Молодой император не мог воздержаться от желания присутствовать при сражении и, несмотря на все представления придворных, в 12 часов, отделившись от 3 й колонны, при которой он следовал, поскакал к авангарду. Еще не доезжая до гусар, несколько адъютантов встретили его с известием о счастливом исходе дела.

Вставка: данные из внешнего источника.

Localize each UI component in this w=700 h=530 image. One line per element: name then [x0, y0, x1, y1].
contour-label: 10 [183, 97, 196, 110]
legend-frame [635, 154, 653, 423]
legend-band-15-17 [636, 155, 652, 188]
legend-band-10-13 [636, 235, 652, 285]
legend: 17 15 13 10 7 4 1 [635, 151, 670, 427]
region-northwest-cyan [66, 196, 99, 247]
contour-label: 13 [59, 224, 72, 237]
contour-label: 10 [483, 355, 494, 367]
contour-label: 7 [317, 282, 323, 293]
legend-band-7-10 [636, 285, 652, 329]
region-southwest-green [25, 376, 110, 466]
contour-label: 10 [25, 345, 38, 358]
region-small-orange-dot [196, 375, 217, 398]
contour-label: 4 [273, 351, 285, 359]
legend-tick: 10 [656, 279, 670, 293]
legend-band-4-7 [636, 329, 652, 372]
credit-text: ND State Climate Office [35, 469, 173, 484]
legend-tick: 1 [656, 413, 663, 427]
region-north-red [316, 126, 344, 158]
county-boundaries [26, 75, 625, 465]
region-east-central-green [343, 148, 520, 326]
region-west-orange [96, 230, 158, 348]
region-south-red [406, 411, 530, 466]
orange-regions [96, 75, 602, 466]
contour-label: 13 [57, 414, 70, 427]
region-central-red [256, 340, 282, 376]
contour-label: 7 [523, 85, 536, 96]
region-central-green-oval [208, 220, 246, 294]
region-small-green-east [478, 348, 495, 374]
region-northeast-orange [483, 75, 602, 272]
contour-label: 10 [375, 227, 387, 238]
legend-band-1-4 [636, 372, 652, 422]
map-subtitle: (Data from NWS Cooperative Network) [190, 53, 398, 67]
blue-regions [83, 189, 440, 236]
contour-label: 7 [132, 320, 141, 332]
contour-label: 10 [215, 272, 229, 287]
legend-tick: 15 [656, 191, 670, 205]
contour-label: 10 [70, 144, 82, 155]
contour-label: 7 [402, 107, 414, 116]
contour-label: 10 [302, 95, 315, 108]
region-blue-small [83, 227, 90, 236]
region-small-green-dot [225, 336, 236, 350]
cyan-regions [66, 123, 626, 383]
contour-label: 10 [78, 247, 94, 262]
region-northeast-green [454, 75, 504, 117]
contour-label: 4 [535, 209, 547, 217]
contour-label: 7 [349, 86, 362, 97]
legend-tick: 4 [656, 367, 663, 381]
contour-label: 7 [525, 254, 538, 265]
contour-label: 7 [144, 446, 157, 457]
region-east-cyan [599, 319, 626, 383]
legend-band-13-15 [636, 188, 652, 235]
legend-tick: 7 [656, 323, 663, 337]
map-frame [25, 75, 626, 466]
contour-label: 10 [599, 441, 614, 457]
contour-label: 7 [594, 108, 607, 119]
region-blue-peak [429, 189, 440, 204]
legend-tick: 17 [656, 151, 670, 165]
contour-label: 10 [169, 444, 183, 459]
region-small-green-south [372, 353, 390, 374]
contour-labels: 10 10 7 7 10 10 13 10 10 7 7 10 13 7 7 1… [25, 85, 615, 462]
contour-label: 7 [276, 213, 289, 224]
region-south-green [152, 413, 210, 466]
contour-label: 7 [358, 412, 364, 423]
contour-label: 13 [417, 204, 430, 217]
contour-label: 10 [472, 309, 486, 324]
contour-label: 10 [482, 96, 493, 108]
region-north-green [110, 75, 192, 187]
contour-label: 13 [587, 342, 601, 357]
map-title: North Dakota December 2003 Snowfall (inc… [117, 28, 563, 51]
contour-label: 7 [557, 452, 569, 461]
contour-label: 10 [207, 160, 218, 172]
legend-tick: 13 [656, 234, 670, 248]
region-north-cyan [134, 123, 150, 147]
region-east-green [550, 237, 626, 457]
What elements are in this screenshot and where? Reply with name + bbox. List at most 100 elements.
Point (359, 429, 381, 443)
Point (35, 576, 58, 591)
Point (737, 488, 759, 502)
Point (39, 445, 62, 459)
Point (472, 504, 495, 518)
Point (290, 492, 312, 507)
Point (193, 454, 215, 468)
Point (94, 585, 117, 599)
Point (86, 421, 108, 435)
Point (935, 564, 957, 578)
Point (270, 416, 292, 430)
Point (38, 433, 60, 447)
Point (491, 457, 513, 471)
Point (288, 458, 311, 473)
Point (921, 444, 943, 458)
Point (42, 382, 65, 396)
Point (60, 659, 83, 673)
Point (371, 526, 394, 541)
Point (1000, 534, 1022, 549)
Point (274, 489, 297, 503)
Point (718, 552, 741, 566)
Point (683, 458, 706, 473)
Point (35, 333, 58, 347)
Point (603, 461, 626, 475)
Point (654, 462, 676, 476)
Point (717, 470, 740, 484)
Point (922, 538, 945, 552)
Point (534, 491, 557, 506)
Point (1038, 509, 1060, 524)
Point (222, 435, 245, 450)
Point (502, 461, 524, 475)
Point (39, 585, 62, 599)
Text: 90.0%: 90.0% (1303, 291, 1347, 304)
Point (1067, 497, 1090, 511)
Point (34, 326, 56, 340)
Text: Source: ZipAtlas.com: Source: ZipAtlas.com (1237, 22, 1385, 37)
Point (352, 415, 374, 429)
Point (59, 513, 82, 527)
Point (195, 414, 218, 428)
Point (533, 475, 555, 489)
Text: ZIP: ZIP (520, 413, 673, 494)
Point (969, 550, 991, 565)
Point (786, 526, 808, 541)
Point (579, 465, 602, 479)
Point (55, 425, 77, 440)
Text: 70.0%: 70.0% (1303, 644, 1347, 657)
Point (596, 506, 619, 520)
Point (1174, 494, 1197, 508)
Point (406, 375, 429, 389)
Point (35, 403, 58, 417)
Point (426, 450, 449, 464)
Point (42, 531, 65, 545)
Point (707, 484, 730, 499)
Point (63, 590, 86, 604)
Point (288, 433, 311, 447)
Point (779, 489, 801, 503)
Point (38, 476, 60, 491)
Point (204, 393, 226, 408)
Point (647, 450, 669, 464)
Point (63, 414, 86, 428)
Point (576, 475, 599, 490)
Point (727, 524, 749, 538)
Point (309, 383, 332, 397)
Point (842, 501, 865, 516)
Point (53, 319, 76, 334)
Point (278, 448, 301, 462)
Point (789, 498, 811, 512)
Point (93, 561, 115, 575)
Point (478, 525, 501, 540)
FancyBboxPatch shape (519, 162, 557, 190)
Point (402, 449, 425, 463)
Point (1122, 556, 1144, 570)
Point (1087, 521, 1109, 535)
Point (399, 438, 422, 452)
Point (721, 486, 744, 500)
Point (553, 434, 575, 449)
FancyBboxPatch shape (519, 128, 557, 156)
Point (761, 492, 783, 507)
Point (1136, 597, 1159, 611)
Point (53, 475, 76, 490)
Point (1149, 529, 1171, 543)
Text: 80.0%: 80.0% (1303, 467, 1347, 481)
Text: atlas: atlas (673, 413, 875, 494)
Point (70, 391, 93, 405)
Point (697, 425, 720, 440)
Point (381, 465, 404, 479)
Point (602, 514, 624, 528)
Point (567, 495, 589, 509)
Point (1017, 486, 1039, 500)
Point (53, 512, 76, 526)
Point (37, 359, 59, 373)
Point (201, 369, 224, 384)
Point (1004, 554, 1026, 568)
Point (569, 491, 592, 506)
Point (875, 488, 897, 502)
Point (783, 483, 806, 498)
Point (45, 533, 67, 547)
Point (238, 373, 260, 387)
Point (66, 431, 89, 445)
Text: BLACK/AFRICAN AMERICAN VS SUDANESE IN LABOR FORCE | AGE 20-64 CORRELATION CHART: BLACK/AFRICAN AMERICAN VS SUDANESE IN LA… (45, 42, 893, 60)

Сражение, состоявшее только в том, что захвачен эскадрон французов, было представлено как блестящая победа над французами, и потому государь и вся армия, особенно после того, как не разошелся еще пороховой дым на поле сражения, верили, что французы побеждены и отступают против своей воли. Несколько минут после того, как проехал государь, дивизион павлоградцев потребовали вперед. В самом Вишау, маленьком немецком городке, Ростов еще раз увидал государя. На площади города, на которой была до приезда государя довольно сильная перестрелка, лежало несколько человек убитых и раненых, которых не успели подобрать. Государь, окруженный свитою военных и невоенных, был на рыжей, уже другой, чем на смотру, энглизированной кобыле и, склонившись на бок, грациозным жестом держа золотой лорнет у глаза, смотрел в него на лежащего ничком, без кивера, с окровавленною головою солдата. Солдат раненый был так нечист, груб и гадок, что Ростова оскорбила близость его к государю. Ростов видел, как содрогнулись, как бы от пробежавшего мороза, сутуловатые плечи государя, как левая нога его судорожно стала бить шпорой бок лошади, и как приученная лошадь равнодушно оглядывалась и не трогалась с места. Слезший с лошади адъютант взял под руки солдата и стал класть на появившиеся носилки. Солдат застонал.
– Тише, тише, разве нельзя тише? – видимо, более страдая, чем умирающий солдат, проговорил государь и отъехал прочь.
Ростов видел слезы, наполнившие глаза государя, и слышал, как он, отъезжая, по французски сказал Чарторижскому:
– Какая ужасная вещь война, какая ужасная вещь! Quelle terrible chose que la guerre!
Войска авангарда расположились впереди Вишау, в виду цепи неприятельской, уступавшей нам место при малейшей перестрелке в продолжение всего дня. Авангарду объявлена была благодарность государя, обещаны награды, и людям роздана двойная порция водки. Еще веселее, чем в прошлую ночь, трещали бивачные костры и раздавались солдатские песни.
Денисов в эту ночь праздновал производство свое в майоры, и Ростов, уже довольно выпивший в конце пирушки, предложил тост за здоровье государя, но «не государя императора, как говорят на официальных обедах, – сказал он, – а за здоровье государя, доброго, обворожительного и великого человека; пьем за его здоровье и за верную победу над французами!»